Tifus’s skittering laugh bounced off the walls and rattled the china behind the counter at the back of the café.
‘Hector, you are a funny man. Very funny. Mrs Woodhouse always gives me home-made marmalade. She has an inexhaustible supply. Come, shall we go? I want to show you our beach.’
On the winter beach, by the red rocks, in the car and back in the guest room of the house, Sunny thought about Manila. About his father, his childhood and his adolescence, a past that had slipped away like so much loose change. He didn’t know how it had happened.
The next day Ranil said that he’d arranged to meet his friend Drayton at a wine bar across the water. ‘Come with us. Clara can show you the wigwam afterwards –
the Cathedral. It is very special.’
The wine bar was empty. Ranil waxed lyrical about the wigwam, the Philharmonic pub, the Everyman theatre and the multitude of visitor attractions of this most famous seaport of the British Empire until eventually Drayton arrived.

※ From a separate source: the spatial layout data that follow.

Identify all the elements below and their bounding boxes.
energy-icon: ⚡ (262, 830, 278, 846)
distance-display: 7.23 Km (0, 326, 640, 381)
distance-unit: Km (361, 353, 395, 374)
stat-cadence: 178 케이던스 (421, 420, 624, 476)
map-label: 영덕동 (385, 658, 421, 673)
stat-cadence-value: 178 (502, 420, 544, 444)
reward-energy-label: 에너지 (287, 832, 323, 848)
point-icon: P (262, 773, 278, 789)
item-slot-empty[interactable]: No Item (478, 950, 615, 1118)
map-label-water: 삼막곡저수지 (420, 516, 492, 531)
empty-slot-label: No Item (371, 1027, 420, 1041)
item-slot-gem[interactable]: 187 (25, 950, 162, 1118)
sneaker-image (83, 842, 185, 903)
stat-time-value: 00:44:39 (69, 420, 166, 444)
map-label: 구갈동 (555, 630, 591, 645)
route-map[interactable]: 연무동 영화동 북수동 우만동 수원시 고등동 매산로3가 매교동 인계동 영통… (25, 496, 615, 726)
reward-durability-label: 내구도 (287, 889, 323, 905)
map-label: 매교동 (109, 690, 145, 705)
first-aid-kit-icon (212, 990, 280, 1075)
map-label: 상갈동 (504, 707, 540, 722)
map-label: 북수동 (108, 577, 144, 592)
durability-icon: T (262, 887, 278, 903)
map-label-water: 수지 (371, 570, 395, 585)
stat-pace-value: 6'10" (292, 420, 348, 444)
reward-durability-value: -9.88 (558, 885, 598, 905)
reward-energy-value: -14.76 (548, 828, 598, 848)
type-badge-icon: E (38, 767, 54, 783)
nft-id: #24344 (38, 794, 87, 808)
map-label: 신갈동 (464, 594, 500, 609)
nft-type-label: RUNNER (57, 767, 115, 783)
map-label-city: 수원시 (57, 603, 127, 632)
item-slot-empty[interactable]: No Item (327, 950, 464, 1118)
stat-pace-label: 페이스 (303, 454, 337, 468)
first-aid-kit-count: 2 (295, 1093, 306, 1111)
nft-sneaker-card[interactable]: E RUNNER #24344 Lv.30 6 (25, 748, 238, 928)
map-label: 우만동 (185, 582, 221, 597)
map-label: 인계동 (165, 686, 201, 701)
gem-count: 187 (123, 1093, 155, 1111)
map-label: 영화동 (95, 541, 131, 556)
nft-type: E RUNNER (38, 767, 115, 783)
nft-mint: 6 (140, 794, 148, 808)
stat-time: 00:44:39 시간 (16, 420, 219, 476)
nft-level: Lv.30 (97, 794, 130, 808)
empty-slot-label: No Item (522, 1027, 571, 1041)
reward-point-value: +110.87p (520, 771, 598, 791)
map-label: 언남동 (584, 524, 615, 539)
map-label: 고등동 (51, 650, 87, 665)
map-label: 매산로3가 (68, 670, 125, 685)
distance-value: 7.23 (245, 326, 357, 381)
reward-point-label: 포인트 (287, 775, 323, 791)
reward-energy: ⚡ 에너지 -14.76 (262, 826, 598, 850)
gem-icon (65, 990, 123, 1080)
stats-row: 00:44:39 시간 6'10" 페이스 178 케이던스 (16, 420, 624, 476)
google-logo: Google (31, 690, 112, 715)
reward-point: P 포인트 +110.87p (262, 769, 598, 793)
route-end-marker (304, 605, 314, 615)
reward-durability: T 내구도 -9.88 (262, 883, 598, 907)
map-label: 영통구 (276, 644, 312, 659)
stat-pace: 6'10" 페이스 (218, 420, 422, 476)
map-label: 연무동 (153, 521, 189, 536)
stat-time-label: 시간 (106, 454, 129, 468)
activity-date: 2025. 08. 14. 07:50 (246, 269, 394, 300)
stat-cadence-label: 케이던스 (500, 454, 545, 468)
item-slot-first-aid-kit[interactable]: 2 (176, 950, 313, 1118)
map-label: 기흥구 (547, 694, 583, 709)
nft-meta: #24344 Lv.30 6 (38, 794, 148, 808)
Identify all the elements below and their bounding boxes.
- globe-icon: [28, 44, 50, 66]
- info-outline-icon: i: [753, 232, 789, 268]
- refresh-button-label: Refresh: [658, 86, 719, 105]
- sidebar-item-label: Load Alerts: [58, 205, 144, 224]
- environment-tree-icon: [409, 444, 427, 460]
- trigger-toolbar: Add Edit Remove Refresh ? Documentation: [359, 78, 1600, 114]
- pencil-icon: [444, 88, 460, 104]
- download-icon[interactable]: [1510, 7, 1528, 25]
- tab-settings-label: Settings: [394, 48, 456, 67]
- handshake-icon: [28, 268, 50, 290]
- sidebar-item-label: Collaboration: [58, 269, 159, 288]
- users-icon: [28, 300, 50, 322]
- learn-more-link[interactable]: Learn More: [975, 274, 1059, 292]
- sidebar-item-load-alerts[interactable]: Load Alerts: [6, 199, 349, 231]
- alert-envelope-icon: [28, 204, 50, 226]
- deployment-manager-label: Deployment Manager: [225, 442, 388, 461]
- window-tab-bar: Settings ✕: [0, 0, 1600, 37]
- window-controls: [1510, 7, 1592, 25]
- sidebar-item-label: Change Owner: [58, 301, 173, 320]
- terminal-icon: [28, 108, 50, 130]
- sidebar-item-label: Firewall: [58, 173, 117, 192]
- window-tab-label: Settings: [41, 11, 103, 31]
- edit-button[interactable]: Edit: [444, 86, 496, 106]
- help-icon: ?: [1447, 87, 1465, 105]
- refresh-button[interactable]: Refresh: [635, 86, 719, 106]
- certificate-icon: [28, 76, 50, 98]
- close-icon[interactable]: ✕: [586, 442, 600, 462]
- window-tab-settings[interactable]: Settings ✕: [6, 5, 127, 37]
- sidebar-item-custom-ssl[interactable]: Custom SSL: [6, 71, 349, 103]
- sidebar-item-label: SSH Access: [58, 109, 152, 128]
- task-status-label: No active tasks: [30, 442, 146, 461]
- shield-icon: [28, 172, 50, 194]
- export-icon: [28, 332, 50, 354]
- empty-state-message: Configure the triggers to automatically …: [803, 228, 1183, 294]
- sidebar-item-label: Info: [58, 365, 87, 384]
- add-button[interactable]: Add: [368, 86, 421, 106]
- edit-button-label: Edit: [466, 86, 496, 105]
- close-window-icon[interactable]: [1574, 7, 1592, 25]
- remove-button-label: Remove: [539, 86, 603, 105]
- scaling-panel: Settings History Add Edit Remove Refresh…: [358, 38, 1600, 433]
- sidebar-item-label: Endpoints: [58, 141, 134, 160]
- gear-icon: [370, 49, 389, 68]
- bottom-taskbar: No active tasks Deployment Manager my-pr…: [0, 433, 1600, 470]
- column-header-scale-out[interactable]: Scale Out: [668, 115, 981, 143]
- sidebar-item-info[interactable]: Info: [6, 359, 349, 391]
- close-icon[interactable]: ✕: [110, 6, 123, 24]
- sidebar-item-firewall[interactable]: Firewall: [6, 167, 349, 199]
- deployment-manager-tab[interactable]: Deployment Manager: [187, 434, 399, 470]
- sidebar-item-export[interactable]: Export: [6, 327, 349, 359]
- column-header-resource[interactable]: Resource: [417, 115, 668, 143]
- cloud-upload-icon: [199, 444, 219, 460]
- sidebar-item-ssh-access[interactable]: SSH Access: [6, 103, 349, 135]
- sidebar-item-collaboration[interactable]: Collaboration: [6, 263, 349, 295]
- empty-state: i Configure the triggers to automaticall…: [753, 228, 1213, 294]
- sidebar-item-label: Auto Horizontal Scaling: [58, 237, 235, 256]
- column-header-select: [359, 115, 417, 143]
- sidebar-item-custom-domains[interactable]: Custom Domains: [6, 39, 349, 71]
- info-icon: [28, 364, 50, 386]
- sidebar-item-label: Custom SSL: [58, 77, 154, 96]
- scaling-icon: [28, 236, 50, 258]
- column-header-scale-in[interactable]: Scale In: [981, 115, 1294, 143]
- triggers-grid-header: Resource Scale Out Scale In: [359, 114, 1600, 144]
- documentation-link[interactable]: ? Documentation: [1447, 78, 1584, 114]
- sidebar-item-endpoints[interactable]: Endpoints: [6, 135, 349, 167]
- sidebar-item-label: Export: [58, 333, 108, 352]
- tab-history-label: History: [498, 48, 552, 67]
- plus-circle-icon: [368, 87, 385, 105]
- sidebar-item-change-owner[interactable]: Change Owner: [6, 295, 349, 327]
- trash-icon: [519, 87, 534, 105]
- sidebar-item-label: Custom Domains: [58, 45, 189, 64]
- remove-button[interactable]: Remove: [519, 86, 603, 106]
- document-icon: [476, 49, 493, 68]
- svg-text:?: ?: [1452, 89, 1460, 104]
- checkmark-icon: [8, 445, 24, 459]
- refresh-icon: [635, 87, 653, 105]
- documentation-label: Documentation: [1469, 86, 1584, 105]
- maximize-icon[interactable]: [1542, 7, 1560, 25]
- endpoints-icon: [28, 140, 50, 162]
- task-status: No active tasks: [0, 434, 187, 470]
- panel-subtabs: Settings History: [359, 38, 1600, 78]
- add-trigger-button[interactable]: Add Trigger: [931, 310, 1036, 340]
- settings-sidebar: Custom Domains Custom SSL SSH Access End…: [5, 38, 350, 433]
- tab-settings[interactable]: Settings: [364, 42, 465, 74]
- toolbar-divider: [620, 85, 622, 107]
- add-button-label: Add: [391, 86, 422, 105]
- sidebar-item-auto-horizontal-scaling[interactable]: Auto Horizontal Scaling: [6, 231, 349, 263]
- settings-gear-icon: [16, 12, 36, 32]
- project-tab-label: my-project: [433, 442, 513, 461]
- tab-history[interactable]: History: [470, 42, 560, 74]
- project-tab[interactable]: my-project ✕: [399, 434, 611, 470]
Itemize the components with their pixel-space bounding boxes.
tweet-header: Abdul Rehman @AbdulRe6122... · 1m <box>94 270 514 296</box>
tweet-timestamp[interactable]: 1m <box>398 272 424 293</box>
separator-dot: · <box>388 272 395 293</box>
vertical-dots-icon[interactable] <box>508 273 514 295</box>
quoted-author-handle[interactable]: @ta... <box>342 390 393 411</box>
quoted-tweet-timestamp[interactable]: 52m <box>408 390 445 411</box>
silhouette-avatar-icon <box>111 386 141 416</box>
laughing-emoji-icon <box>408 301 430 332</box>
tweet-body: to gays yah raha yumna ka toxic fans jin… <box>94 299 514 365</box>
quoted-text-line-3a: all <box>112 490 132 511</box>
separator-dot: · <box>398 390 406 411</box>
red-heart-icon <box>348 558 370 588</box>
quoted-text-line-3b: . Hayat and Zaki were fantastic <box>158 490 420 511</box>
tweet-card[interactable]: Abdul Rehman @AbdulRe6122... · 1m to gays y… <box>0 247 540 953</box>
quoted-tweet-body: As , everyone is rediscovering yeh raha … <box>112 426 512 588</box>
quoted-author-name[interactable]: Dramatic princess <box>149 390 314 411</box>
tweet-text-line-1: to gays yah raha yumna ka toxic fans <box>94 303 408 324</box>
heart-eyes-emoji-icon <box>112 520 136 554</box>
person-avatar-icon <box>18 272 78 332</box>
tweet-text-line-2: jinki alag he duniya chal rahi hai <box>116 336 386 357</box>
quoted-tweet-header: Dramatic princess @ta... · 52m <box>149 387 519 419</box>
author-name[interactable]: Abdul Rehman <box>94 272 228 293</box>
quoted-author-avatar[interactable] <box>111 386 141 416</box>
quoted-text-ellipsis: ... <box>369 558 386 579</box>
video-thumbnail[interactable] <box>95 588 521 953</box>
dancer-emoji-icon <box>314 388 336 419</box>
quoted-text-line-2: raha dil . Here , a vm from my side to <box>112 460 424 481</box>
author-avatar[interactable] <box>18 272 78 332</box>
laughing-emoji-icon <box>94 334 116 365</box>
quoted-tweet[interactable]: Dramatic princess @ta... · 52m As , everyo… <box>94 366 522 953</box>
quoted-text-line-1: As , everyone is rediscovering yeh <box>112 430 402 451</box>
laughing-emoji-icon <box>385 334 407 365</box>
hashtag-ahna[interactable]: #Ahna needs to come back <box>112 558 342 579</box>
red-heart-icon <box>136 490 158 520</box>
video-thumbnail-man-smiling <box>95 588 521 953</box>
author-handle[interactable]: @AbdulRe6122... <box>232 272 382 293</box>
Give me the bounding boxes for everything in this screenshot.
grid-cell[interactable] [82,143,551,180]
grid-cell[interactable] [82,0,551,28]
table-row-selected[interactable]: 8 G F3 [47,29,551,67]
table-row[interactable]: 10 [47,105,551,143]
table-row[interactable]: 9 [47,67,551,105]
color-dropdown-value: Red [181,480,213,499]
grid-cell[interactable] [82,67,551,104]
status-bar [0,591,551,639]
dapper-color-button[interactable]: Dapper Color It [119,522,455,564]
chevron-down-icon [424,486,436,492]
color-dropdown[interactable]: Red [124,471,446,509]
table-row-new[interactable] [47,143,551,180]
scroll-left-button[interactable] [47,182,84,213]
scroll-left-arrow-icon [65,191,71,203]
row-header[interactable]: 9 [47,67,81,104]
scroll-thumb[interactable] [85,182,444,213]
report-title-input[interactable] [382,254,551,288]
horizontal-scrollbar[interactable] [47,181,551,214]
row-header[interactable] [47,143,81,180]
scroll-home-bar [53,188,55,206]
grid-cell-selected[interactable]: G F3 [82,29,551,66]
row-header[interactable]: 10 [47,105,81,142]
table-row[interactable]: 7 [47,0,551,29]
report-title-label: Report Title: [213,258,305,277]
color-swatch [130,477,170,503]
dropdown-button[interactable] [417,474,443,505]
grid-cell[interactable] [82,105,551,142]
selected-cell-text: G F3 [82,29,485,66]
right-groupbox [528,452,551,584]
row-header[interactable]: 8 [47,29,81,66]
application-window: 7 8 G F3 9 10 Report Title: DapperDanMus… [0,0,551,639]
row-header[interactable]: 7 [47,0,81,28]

He was lean and hard, with a whole history of substance abuse chronicled in small dry gutters down his face. His long matted hair was tangled into the knotted mane of his ancient Afghan coat. ‘All right there? Ranil, man.’ A wrecked grin wrestled with his serial addictions as he flopped into a chair. ‘Hey, Clara, wow.’
He turned to Sunny. ‘Gorra ciggie?’
‘Sorry.’
Unfazed, he pulled out a pouch of Golden Virginia and grappled with a roll-up. He licked the Rizla paper carefully, as if it might have been a razor, then lit the cigarette. He inhaled and spoke with the smoke trickling out of his mouth, as though he was a minor god of sacrifice. ‘So, you all live in London, den?’
‘Sunny is in Earls Court. I live near Hammersmith and Clara lives in North London.’ Then something snapped in Ranil’s head. ‘But when we get married, Clara and I might move back here.’
‘What?’ Clara’s empty glass dropped and bounced off the table.
Sunny caught the glass – that innate talent for fielding finally flowering.
Ranil’s face had shrunk. ‘Won’t we?’
Clara’s had turned livid: a colour never seen before, even in the skies of Liverpool where the wind and the petroleum burn. ‘Ranil, are you off your head?’
‘Hey, wot? Liverpool’s ace, you know. Load of right-wing crap . . .’ Drayton’s roll-up had gone out.
‘Marry? Ranil. No way, never. Wherever did you get such a daft bloody idea?’
Not only Ranil’s face, but the whole of him seemed to shrink.
‘Clara?’ He uttered her name as though it could right the world.
‘I don’t know what you’ve been thinking, Ranil, but we’ve only ever been friends. Right? That’s all. Good friends. Not marriage potential.’
He was watching her but he seemed unable to hear. Great puddles collected in his eyes.
Drayton picked a few strands of stray tobacco and loose hair off the table. ‘Look guys, there’s some stuff here you’ve gorra sort, and there’s some stuff I gorra sort too. I have to meet a guy at O’Connors. Just back from Marrakesh. Maybe I’ll see you later, right? Tar-ra fer now.’ He got up and did namaste with his scarred hands to Sunny before making a rapid exit.